Wakil Rektor Bidang Kemahasiswaan, Pengabdian kepada Masyarakat, dan Alumni UGM, Dr. Arie Sujito, S.Sos., M.Si., mengunjungi Pesinauan Sekolah Adat Osing di Sawah Art Space, Desa Olehsari, Kecamatan Glagah, Kabupaten Banyuwangi pada hari Minggu (25/8). Kunjungan ini merupakan salah satu bentuk apresiasi Wakil Rektor UGM, yang juga dikenal sebagai pecinta pelestarian budaya, terhadap inklusivitas budaya yang diterapkan oleh masyarakat Osing. Turut hadir pengurus PP KAGAMA, KAGAMA Kalimantan Timur, KAGAMA Lari untuk Berbagi (KLUB), dan komunitas Padma Yoga. Dr. Arie Sujito sendiri menjadi pengasuh Sanggar Maos Tradisi yang menjadi inspirasi dan benchmark dalam konteks pelestarian budaya.

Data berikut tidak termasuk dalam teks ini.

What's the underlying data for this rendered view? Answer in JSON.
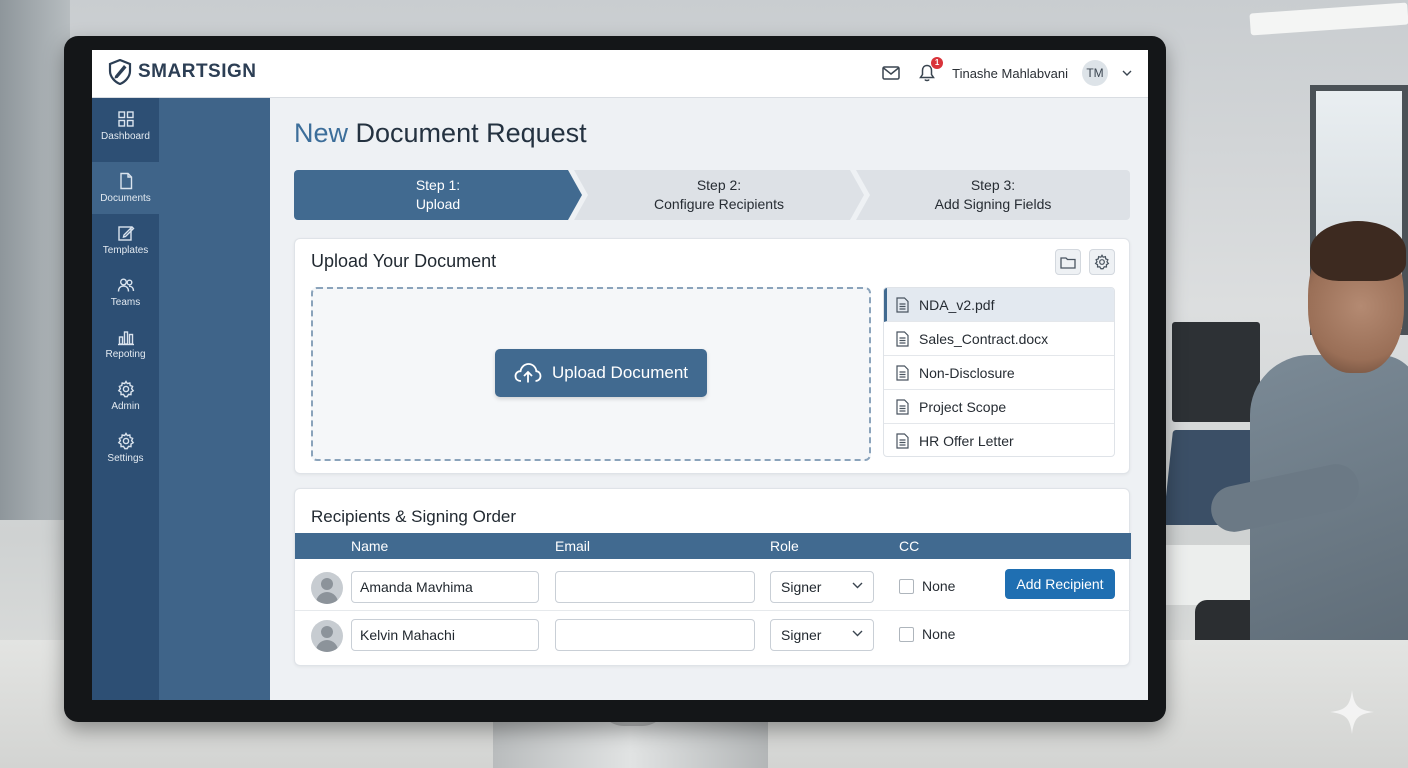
{
  "app": {
    "brand": "SMARTSIGN",
    "accent_color": "#416a90",
    "sidebar_color": "#2d4f74"
  },
  "header": {
    "mail_icon": "mail-icon",
    "notification_icon": "bell-icon",
    "notification_count": "1",
    "user_name": "Tinashe Mahlabvani",
    "user_initials": "TM"
  },
  "sidebar": {
    "items": [
      {
        "label": "Dashboard",
        "icon": "grid-icon"
      },
      {
        "label": "Documents",
        "icon": "document-icon"
      },
      {
        "label": "Templates",
        "icon": "edit-icon"
      },
      {
        "label": "Teams",
        "icon": "team-icon"
      },
      {
        "label": "Repoting",
        "icon": "chart-icon"
      },
      {
        "label": "Admin",
        "icon": "gear-icon"
      },
      {
        "label": "Settings",
        "icon": "gear-icon"
      }
    ],
    "active_index": 1
  },
  "page": {
    "title_accent": "New",
    "title_rest": "Document Request"
  },
  "stepper": {
    "steps": [
      {
        "line1": "Step 1:",
        "line2": "Upload"
      },
      {
        "line1": "Step 2:",
        "line2": "Configure Recipients"
      },
      {
        "line1": "Step 3:",
        "line2": "Add Signing Fields"
      }
    ],
    "active_step": 1
  },
  "upload": {
    "title": "Upload Your Document",
    "button_label": "Upload Document",
    "files": [
      "NDA_v2.pdf",
      "Sales_Contract.docx",
      "Non-Disclosure",
      "Project Scope",
      "HR Offer Letter"
    ],
    "selected_file_index": 0
  },
  "recipients": {
    "title": "Recipients & Signing Order",
    "columns": {
      "name": "Name",
      "email": "Email",
      "role": "Role",
      "cc": "CC"
    },
    "rows": [
      {
        "name": "Amanda Mavhima",
        "email": "",
        "role": "Signer",
        "cc": "None"
      },
      {
        "name": "Kelvin Mahachi",
        "email": "",
        "role": "Signer",
        "cc": "None"
      }
    ],
    "add_button": "Add Recipient"
  }
}
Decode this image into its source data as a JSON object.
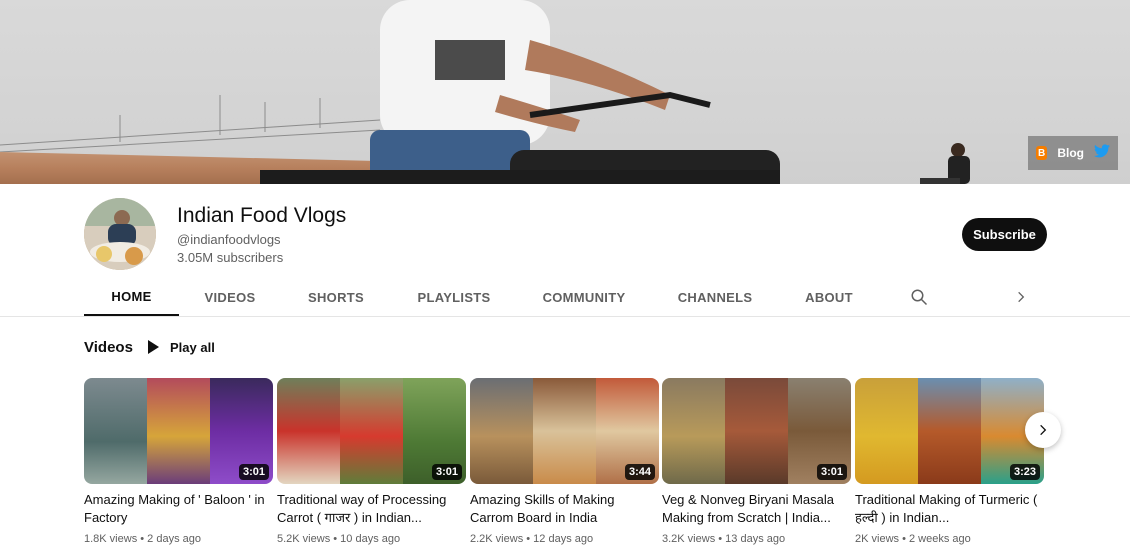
{
  "banner": {
    "blog_label": "Blog",
    "links": [
      "blogger-icon",
      "twitter-icon"
    ]
  },
  "channel": {
    "name": "Indian Food Vlogs",
    "handle": "@indianfoodvlogs",
    "subscribers": "3.05M subscribers",
    "subscribe_label": "Subscribe"
  },
  "tabs": [
    {
      "label": "HOME",
      "active": true
    },
    {
      "label": "VIDEOS"
    },
    {
      "label": "SHORTS"
    },
    {
      "label": "PLAYLISTS"
    },
    {
      "label": "COMMUNITY"
    },
    {
      "label": "CHANNELS"
    },
    {
      "label": "ABOUT"
    }
  ],
  "section": {
    "title": "Videos",
    "play_all": "Play all"
  },
  "videos": [
    {
      "title": "Amazing Making of ' Baloon ' in Factory",
      "duration": "3:01",
      "views": "1.8K views",
      "age": "2 days ago"
    },
    {
      "title": "Traditional way of Processing Carrot ( गाजर ) in Indian...",
      "duration": "3:01",
      "views": "5.2K views",
      "age": "10 days ago"
    },
    {
      "title": "Amazing Skills of Making Carrom Board in India",
      "duration": "3:44",
      "views": "2.2K views",
      "age": "12 days ago"
    },
    {
      "title": "Veg & Nonveg Biryani Masala Making from Scratch | India...",
      "duration": "3:01",
      "views": "3.2K views",
      "age": "13 days ago"
    },
    {
      "title": "Traditional Making of Turmeric ( हल्दी ) in Indian...",
      "duration": "3:23",
      "views": "2K views",
      "age": "2 weeks ago"
    }
  ],
  "colors": {
    "accent": "#0f0f0f",
    "secondary_text": "#606060",
    "blogger": "#f57d00",
    "twitter": "#1d9bf0"
  }
}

Kegiatan di pesinauan ini memfasilitasi pembacaan dan pemahaman naskah-naskah kuno berbahasa Jawa yang berisi ajaran, nasihat, dan norma-norma kehidupan masyarakat Osing. Kegiatan ini tidak hanya melestarikan budaya tulis-menulis tradisional, tetapi juga mengajarkan generasi muda untuk menghargai dan menerapkan nilai-nilai kebijaksanaan leluhur dalam kehidupan sehari-hari.
Pesinauan Sekolah Adat Osing ini dimotori oleh Wiwin Indiarti, alumnus Fakultas Ilmu Budaya Universitas Gadjah Mada. Wiwin Indiarti menyelesaikan pendidikan program studi Sastra Inggris pada tahun 2002 dan melanjutkan pendidikan pascasarjana program studi Pengkajian Amerika, lulus pada tahun 2005. Pesinauan berdiri dan berkegiatan sejak 21 Januari 2021 atas kebesaran hati Cak Samsul (Kepala Sekolah Pesinauan) menyumbangkan lahannya untuk kegiatan pembelajaran.
Maksud dan tujuan pendirian Pesinauan – Sekolah Adat Osing adalah untuk memperkokoh jati diri masyarakat adat, terutama generasi muda Osing, agar berpegang teguh pada nilai-nilai adat dan kearifan lokal leluhurnya. Hal ini bertujuan agar generasi yang akan datang benar-benar menjadi masyarakat Indonesia yang berkepribadian Indonesia, sejalan dengan upaya pencapaian Tujuan Pembangunan Berkelanjutan (SDG) nomor 2 tentang Tanpa Kelaparan dan SDG nomor 11 tentang Kota dan Komunitas yang Berkelanjutan.
Dr. Arie Sujito memberikan contoh bagaimana nilai kearifan lokal bisa dibuat dalam bentuk bingkai yang ditempel di dinding gazebo. Menurutnya, salah satu cara untuk menyampaikan nilai kearifan lokal melalui tulisan singkat adalah dengan memanfaatkan elemen-elemen budaya tradisional, seperti yang dilakukan di Sanggar Maos Tradisi. Beliau menjelaskan bahwa melalui tulisan kecil di Sanggar Maos Tradisi, masyarakat dapat memahami makna dan filosofi dibalik praktik-praktik budaya tradisional.
Lebih lanjut, salah satu contoh nilai kearifan lokal masyarakat Osing yang diajarkan di Pesinauan adalah “Dapur” (pawon). Dr. Arie Sujito kemudian menangkap makna bahwa ini bukan hanya tempat memasak.
“Dapur bukan hanya sekadar tempat memasak, tetapi juga memiliki nilai edukasi kultural. Di dapur, masyarakat luas dapat belajar tentang pengetahuan tradisional masyarakat Osing terkait bahan pangan, teknik pengolahan, dan filosofi makanan yang mencerminkan keselarasan manusia dengan alam,” kata Dr. Arie Sujito.
Sekolah Adat Osing menjadi wahana pewarisan nilai-nilai kearifan lokal antargenerasi agar kemandirian masyarakat adat Osing tetap terjaga dengan mengikuti perkembangan zaman. Kunjungan Wakil Rektor UGM, yang juga pecinta dan pelestari budaya, ke Pesinauan Sekolah Adat Osing ini sejalan dengan upaya mewujudkan tujuan pembangunan berkelanjutan, khususnya terkait dengan ketahanan pangan dan kebudayaan.